Admittedly, not everyone thinks this stuff is so great. The gold-rush mentality of the recent Chinese art boom has made many recoil in disgust. Moreover, the appeal of exoticism alone quickly palls. As familiarity with the most flamboyant names of recent Chinese art balloons into overfamiliarity, even ardent admirers are forced to admit that much of what is exchanged for profit is formulaic and facile.
But I compare the situation to British art in the 1990s, when such attention-craving artists as Damien Hirst and Tracey Emin provoked a rush to adverse judgment (and priceless publicity), obscuring a creative surge powered, for the most part, by more subtle and intelligent artists.

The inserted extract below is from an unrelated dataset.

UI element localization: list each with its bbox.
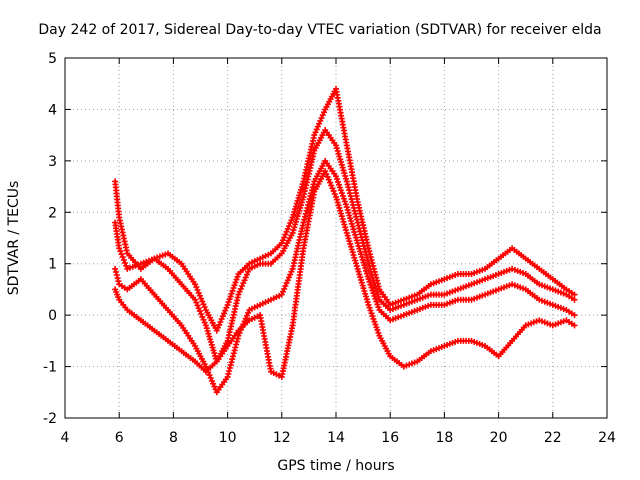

The Peabody Essex show provides a chance not just to see the recent flourishing of art in China as the fascinating historical phenomenon it is, but to try to spot the artists who really matter. The show is taken from the celebrated collection of Switzerland's Uli Sigg, a former Swiss ambassador to China and North Korea, who began collecting Chinese art in the early 1990s.
Happily, it's complemented by a compact show at the Smith College Museum of Art: "Post-Mao Dreaming: Chinese Contemporary Art," which presents a gift of more than 30 works by Joan Lebold Cohen and Jerome A. Cohen, Americans who began visiting China and collecting contemporary art there almost two decades before Sigg.
The Smith show provides a perfect prologue for "Mahjong." It concentrates on a 10-year period beginning in the early '70s, when artists were tentatively emerging from the strictures of the Cultural Revolution, rediscovering traditional approaches and testing new freedoms.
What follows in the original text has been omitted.